Une semaine abaissée est compatible avec une douzaine de causes différentes. Trouver laquelle est la vôtre, c’est la partie utile.
Il n’existe pas de bonne valeur de VFC
Le rMSSD de repos va d’environ 15 ms à 200 ms chez les adultes en bonne santé et décline fortement avec l’âge. Quarante-cinq millisecondes n’ont rien de remarquable à 55 ans et seraient un signal d’alerte chez un athlète d’endurance de 25 ans. Il n’existe aucune valeur de population à laquelle se comparer : cette page n’en propose donc aucune — quiconque vous vend une « bonne VFC » absolue vous vend la référence de quelqu’un d’autre. Votre plage normale, ici, c’est un écart type de votre propre série.
Fonctionnement du calculateur
Les sept derniers relevés sont moyennés en une moyenne hebdomadaire. Cette moyenne est comparée à la moyenne et à l’écart type d’échantillon des relevés antérieurs à cette fenêtre — jamais à une référence qui la contient déjà. Ce n’est pas de la maniaquerie. Si la semaine récente est incluse dans sa propre référence, un décalage durable tire la moyenne vers lui tout en gonflant l’écart type : le changement même que l’outil existe pour détecter se cache alors dans une plage normale élargie. Sur une série de quatorze jours, une vraie chute de 17 ms donnait z = −0,95 et se lisait comme « normale » : l’arithmétique était juste et la réponse inutile.
Pourquoi la semaine et pas aujourd’hui
La VFC d’une seule journée est extrêmement bruitée. Un repas tardif, un verre, une chambre trop chaude, ou une mesure debout plutôt qu’allongée déplacent le rMSSD davantage qu’une grosse semaine d’entraînement.
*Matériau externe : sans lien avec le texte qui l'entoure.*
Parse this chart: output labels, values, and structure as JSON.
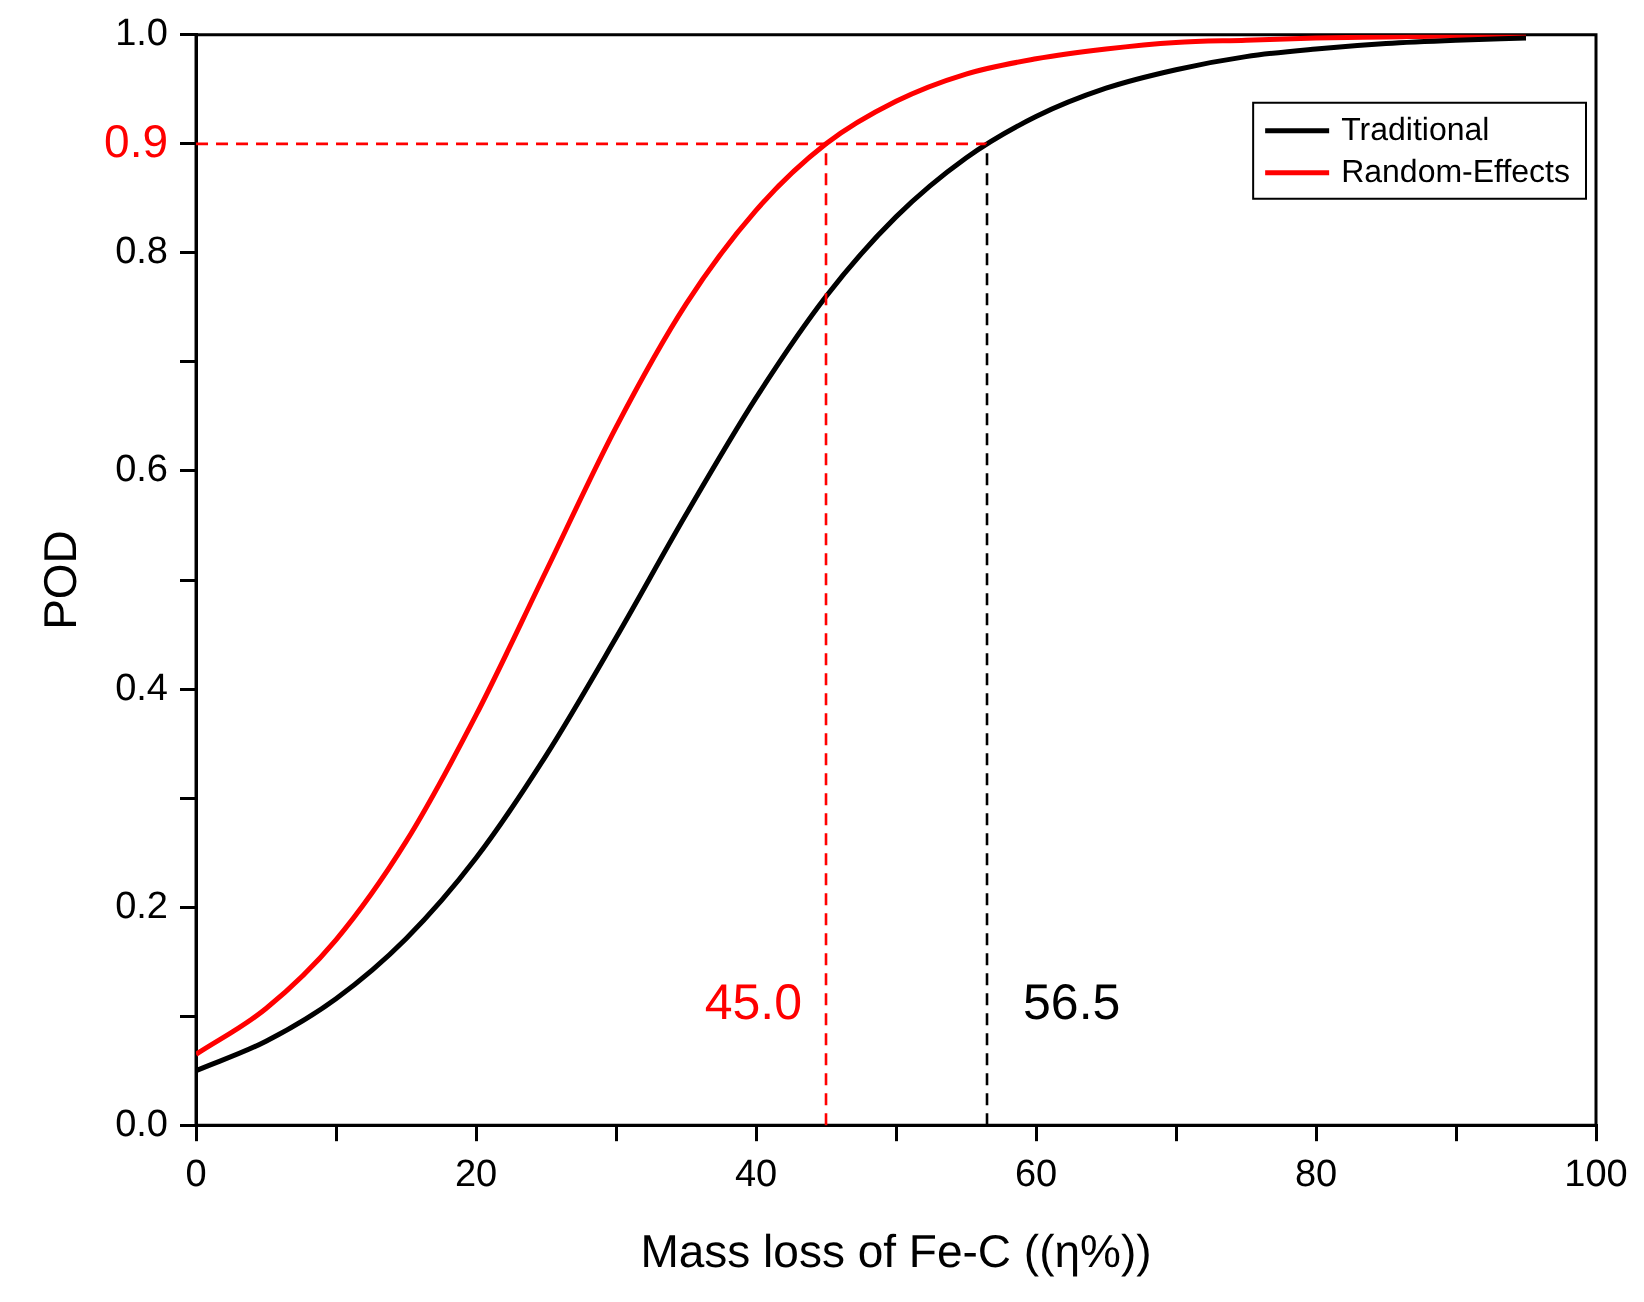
{
  "chart_data": {
    "type": "line",
    "xlabel": "Mass loss of Fe-C ((η%))",
    "ylabel": "POD",
    "x": [
      0,
      5,
      10,
      15,
      20,
      25,
      30,
      35,
      40,
      45,
      50,
      55,
      60,
      65,
      70,
      75,
      80,
      85,
      90,
      95
    ],
    "series": [
      {
        "name": "Traditional",
        "color": "#000000",
        "values": [
          0.05,
          0.077,
          0.116,
          0.171,
          0.245,
          0.339,
          0.447,
          0.56,
          0.667,
          0.76,
          0.833,
          0.887,
          0.925,
          0.951,
          0.968,
          0.98,
          0.987,
          0.992,
          0.995,
          0.997
        ]
      },
      {
        "name": "Random-Effects",
        "color": "#ff0000",
        "values": [
          0.065,
          0.107,
          0.17,
          0.26,
          0.376,
          0.508,
          0.64,
          0.753,
          0.839,
          0.9,
          0.939,
          0.964,
          0.978,
          0.987,
          0.993,
          0.995,
          0.997,
          0.998,
          0.999,
          0.999
        ]
      }
    ],
    "xlim": [
      0,
      100
    ],
    "xticks": [
      0,
      {
        "value": 10,
        "label": null
      },
      20,
      {
        "value": 30,
        "label": null
      },
      40,
      {
        "value": 50,
        "label": null
      },
      60,
      {
        "value": 70,
        "label": null
      },
      80,
      {
        "value": 90,
        "label": null
      },
      100
    ],
    "ylim": [
      0,
      1
    ],
    "yticks": [
      {
        "value": 0,
        "label": "0.0"
      },
      {
        "value": 0.1,
        "label": null
      },
      0.2,
      {
        "value": 0.3,
        "label": null
      },
      0.4,
      {
        "value": 0.5,
        "label": null
      },
      0.6,
      {
        "value": 0.7,
        "label": null
      },
      0.8,
      {
        "value": 0.9,
        "label": null
      },
      {
        "value": 1,
        "label": "1.0"
      }
    ],
    "ref_lines": [
      {
        "axis": "y",
        "value": 0.9,
        "label": "0.9",
        "color": "#ff0000",
        "line_style": "dashed"
      },
      {
        "axis": "x",
        "value": 45,
        "label": "45.0",
        "color": "#ff0000",
        "line_style": "dashed"
      },
      {
        "axis": "x",
        "value": 56.5,
        "label": "56.5",
        "color": "#000000",
        "line_style": "dashed"
      }
    ],
    "grid": false,
    "legend": "top right",
    "marker": "none",
    "line_style": "solid"
  }
}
Les travaux de Plews sur des athlètes d’endurance de haut niveau ont montré que la moyenne hebdomadaire suit l’adaptation à l’entraînement, tandis que les valeurs quotidiennes suivent surtout les conditions de mesure. Un calculateur qui réagit au relevé du jour amplifie le bruit et appelle cela une information : celui-ci lit donc la catégorie sur la moyenne des sept jours et affiche la valeur du jour à titre de contexte.
Ce que dit la dispersion
Le coefficient de variation revient à côté de la moyenne parce que la dispersion est elle-même un signal. Un CV qui monte précède fréquemment une moyenne qui baisse. Un CV suspicieusement plat pendant un bloc d’entraînement dur peut signaler une saturation parasympathique plutôt qu’une stabilité, soit l’inverse de ce que suggère une courbe d’apparence sage.
Ce qu’il ne peut pas vous dire
Le pourquoi. Une VFC abaissée est compatible avec un entraînement lourd, un mauvais sommeil, l’alcool, une maladie, la chaleur, l’altitude et le stress ordinaire de la vie, et le chiffre ne fait pas la différence entre eux. Cela vaut aussi en haut de la plage : une seule journée élevée n’est pas automatiquement bonne. Les noms des catégories décrivent ce qu’est le relevé, pas ce qu’il signifie.